1. Ein Grundeinkommen soll allen Mitgliedern unserer Gesellschaft eine menschenwürdige Existenz ermöglichen. Das sozialdemokratische Projekt eines Grundeinkommens beabsichtigt, statt der Vielzahl sozialer Leistungen ein Grundeinkommen einzuführen, das alle Bürger von Existenzsorgen befreit. Nur ein Grundeinkommen, das jedem Menschen von der Geburt bis zum Lebensende ohne eine Bedürftigkeitsprüfung in einer angemessenen Höhe garantiert wird, kann seine befreiende Wirkung entfalten.

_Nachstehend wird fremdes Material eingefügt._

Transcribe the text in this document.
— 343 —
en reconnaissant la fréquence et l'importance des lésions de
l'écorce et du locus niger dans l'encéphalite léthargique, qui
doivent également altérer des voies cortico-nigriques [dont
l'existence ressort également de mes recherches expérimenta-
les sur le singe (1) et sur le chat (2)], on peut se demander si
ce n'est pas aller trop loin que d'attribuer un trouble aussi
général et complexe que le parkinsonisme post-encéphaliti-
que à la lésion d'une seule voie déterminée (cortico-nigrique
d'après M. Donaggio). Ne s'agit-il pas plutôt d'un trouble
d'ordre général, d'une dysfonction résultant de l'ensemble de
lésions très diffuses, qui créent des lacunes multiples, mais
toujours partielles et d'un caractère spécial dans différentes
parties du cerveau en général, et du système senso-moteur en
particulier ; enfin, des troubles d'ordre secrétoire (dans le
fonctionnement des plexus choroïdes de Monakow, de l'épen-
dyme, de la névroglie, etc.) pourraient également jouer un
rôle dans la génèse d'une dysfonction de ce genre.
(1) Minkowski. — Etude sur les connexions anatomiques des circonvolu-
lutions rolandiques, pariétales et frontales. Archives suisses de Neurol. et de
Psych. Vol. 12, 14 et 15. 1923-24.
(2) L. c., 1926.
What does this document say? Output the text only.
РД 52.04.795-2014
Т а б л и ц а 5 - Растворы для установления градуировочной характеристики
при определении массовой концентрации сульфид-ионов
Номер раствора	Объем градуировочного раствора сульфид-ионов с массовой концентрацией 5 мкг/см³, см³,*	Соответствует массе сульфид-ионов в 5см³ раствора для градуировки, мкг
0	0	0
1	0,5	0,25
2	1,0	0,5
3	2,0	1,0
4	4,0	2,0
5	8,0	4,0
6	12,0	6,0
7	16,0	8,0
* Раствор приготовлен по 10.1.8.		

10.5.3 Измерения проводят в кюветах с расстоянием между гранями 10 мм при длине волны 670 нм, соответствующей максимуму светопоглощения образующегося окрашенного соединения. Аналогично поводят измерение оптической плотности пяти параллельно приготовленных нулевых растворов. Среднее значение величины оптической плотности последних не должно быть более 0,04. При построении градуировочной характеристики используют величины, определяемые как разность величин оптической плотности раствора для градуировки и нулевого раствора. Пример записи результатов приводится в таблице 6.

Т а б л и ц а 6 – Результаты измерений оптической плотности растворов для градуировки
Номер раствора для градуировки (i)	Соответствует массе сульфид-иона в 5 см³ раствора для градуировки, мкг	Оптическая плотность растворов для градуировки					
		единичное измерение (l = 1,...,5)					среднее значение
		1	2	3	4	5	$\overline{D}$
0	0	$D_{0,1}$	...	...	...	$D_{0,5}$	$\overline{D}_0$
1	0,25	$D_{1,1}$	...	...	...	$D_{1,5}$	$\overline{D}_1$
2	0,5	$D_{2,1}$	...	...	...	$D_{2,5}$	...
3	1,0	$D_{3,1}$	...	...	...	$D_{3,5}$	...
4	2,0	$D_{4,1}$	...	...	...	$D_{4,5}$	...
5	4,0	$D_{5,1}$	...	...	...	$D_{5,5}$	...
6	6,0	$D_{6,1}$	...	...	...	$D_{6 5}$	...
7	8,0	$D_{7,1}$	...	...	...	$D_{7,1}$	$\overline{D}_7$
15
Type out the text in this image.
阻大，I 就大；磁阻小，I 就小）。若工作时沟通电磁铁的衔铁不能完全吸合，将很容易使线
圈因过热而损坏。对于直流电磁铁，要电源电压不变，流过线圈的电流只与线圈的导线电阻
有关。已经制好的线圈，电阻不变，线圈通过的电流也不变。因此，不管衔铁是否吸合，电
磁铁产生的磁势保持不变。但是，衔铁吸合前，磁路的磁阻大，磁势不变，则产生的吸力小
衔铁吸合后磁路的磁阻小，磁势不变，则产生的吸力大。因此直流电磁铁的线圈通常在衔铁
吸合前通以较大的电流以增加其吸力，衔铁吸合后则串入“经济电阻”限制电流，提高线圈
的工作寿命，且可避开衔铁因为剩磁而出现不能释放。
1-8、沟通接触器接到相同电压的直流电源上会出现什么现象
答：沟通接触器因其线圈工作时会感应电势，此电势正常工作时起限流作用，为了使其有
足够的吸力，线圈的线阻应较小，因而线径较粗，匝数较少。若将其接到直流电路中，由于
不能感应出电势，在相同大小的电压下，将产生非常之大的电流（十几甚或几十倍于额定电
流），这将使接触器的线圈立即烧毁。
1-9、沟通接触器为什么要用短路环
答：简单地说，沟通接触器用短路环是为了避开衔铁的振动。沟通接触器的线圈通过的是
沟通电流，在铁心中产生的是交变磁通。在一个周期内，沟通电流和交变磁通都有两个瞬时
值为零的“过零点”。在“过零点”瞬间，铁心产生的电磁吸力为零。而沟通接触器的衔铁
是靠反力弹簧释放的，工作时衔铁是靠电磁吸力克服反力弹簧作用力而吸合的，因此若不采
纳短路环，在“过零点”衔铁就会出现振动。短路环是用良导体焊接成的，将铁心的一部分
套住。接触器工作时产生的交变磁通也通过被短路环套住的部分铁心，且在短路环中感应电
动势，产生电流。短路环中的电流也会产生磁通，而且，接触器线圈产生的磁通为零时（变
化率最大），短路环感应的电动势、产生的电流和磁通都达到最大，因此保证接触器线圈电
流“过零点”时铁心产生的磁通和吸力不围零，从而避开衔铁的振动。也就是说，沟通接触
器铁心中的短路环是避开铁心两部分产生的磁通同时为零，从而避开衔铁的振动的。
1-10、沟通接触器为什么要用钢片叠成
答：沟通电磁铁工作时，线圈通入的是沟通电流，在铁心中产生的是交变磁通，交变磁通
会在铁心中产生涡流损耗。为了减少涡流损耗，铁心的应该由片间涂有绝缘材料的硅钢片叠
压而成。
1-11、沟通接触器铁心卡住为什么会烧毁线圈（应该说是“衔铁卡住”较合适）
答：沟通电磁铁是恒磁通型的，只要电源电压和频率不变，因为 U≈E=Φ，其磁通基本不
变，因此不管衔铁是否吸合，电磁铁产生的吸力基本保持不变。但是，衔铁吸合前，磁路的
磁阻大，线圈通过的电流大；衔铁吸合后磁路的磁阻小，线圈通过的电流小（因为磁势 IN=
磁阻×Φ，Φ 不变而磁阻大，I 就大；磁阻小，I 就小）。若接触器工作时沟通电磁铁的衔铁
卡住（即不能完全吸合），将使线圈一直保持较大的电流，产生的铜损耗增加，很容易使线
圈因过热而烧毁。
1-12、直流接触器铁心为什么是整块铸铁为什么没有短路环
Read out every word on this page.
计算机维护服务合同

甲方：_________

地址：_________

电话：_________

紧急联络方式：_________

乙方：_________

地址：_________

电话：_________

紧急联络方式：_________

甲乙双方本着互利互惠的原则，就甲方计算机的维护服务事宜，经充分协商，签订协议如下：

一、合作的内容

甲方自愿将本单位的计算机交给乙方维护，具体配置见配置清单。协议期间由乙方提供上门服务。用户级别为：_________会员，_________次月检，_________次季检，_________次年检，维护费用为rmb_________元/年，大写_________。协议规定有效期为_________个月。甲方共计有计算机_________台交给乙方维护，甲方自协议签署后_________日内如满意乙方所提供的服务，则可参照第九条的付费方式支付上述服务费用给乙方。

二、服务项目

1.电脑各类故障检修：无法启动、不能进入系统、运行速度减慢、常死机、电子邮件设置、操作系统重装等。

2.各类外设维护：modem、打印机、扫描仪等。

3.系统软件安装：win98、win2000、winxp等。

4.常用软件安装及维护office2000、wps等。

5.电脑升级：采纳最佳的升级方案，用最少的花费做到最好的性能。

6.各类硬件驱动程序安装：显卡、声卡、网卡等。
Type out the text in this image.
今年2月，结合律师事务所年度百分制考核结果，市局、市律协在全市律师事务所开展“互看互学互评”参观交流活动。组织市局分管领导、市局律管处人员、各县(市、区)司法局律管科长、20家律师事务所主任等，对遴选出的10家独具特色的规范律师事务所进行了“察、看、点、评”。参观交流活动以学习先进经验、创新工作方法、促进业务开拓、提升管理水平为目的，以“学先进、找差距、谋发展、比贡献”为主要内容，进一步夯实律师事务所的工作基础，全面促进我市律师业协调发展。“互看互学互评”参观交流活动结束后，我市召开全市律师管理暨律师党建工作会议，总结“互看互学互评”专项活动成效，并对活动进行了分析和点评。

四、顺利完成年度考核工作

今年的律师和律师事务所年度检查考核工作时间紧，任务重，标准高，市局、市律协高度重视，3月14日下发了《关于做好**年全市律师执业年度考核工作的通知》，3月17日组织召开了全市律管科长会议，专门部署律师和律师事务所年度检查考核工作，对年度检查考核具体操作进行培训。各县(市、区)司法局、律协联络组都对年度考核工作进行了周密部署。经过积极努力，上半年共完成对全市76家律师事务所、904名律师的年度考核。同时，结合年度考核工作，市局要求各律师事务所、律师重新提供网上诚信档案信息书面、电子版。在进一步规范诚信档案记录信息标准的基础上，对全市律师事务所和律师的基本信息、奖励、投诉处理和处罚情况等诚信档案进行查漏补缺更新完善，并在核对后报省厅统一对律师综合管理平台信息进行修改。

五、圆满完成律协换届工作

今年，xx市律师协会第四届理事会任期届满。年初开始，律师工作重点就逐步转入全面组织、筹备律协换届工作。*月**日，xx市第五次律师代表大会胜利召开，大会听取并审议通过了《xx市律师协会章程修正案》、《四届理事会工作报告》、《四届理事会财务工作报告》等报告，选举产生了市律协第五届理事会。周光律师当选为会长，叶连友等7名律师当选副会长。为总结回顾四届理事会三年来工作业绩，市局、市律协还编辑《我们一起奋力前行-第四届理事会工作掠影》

2. Mit einem Grundeinkommen würde eine Spaltung der Gesellschaft verhindert. Armut, schlechte Berufschancen und soziale Unsicherheit führen heute zu einer vielfach gespaltenen Gesellschaft. Ein Grundeinkommen hingegen, das ein menschenwürdiges Leben oberhalb der Armutsgrenze garantiert, wäre das zentrale Projekt eines vorsorgenden Sozialstaates, der seine Mitglieder vor materieller Not schützt und Chancen für ein solidarisches Leben in der Gesellschaft eröffnet. Der Zusammenhalt in der Gesellschaft, in der alle auf einander angewiesen sind, würde gefördert, und die Demokratie stünde auf einer besser gesicherten sozialen Basis.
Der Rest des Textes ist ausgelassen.